The insider candidates won the last round of primaries, but David Sirota adds some context: when a grassroots challenger to an incumbent blessed by the president can come within single digits of winning, the days of Democrats owned by the wealthy are numbered.
The real question is what Obama will do if these turds are flushed out of Congress to the point that they can no longer shape the agenda by threatening to side with Republicans or quietly withholding their cloture vote in the Senate to block desperately needed fundamental change.
If someone says this thread is divisive, you should look at the actions of the corporate Democrats who outspend their progressive challengers then when they win, ignore the will of the Democrats who voted for them as the lesser of two evils.
If the Democratic Party leadership doesn't get their shit together and stop trying to be the other corporate white meat, they will be responsible for any losses in the White House or Congress--or they will be replaced.
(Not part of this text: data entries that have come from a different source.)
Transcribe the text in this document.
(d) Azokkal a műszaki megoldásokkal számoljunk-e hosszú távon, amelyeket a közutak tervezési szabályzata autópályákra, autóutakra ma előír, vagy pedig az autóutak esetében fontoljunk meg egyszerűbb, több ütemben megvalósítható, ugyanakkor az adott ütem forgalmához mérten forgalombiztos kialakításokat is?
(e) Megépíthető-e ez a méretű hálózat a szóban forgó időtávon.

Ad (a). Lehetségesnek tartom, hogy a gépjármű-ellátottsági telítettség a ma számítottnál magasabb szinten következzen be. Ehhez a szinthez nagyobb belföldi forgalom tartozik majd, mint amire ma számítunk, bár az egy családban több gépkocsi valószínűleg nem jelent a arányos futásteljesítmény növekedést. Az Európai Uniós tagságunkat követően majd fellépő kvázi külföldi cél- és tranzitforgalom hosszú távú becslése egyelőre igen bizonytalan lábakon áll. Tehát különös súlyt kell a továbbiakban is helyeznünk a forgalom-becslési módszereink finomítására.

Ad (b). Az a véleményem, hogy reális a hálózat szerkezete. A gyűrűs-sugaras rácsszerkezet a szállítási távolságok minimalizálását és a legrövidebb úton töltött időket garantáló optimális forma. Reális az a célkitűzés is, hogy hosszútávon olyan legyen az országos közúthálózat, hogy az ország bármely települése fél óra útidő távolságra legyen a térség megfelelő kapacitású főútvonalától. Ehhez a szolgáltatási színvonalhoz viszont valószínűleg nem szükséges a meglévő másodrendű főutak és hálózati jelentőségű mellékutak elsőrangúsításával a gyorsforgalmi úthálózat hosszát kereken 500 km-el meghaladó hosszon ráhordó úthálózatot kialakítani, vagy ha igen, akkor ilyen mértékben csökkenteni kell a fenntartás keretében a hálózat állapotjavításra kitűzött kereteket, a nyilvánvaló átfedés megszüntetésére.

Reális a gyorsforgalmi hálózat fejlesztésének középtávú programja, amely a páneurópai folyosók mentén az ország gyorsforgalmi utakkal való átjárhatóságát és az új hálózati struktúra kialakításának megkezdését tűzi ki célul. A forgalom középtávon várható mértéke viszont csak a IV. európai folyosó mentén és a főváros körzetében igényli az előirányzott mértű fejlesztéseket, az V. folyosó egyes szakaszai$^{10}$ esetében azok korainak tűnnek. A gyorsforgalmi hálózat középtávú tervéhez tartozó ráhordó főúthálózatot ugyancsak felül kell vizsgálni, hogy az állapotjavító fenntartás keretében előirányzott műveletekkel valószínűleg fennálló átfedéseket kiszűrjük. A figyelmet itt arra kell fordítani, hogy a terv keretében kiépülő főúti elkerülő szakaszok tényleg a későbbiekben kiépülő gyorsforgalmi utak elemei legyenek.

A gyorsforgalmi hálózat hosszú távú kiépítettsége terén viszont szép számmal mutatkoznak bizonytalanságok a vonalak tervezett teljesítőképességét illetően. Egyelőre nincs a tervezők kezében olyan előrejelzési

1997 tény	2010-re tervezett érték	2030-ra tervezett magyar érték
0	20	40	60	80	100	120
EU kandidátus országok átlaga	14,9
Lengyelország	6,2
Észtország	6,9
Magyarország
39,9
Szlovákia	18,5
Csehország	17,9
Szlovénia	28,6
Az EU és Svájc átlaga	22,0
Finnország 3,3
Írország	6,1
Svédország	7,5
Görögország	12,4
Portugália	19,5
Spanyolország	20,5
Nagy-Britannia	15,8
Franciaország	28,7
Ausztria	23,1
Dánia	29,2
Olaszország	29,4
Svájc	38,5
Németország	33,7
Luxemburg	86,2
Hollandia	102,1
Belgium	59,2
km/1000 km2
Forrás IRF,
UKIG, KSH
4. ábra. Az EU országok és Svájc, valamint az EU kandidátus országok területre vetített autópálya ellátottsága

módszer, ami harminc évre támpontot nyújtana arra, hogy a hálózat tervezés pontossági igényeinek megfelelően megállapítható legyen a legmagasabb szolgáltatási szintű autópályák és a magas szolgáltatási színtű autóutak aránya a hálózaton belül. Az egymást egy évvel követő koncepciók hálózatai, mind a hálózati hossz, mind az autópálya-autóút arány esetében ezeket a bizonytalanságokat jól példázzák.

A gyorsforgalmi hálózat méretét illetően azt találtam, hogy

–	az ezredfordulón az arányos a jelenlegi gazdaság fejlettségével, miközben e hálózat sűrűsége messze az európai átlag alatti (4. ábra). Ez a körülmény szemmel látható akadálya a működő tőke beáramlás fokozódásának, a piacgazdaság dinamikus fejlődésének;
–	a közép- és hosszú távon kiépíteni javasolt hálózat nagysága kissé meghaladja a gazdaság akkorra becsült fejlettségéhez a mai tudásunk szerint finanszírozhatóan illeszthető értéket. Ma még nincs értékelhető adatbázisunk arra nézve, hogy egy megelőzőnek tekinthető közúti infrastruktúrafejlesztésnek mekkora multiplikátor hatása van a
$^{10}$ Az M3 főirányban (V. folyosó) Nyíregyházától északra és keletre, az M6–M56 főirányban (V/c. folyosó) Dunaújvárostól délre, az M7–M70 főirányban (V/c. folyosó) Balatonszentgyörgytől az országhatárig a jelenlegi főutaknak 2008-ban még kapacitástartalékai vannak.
Considering Bennet's wealth, corporate fundraising, incumbency and presidential support, it is astounding that a whopping 46 percent of this bellwether state's Democratic voters cast their ballots against him, against their own party's establishment and against their own party's president.
For those who care about a progressive economic agenda and about injecting democracy into the Democratic Party, this is encouraging when put next to the similarly impressive results of White House-thwarting Democratic primary challengers in Pennsylvania and Arkansas. And that trend explains the increasingly fierce pushback from Washington.
Yes, this is why Obama's spokesman, Robert Gibbs, so vociferously berated the progressive movement on the eve of Colorado's primary, and why DNC powerbrokers moved so forcefully against Romanoff. He was the latest candidate to represent what those elites know to be an ascendant national progressive uprising inside the Democratic Party – one that keenly understands money's corrosive effects on public policy and that, therefore, rejects the Beltway's corporatist model.
Seeing that this uprising threatens their power and their D.C. worldview, these elites are desperate to preserve Dark Helmet's principle – so desperate, in fact, they have resorted to employing Obama's presidential campaign infrastructure to prop up more conservative candidates against progressive challengers in intra-party battles.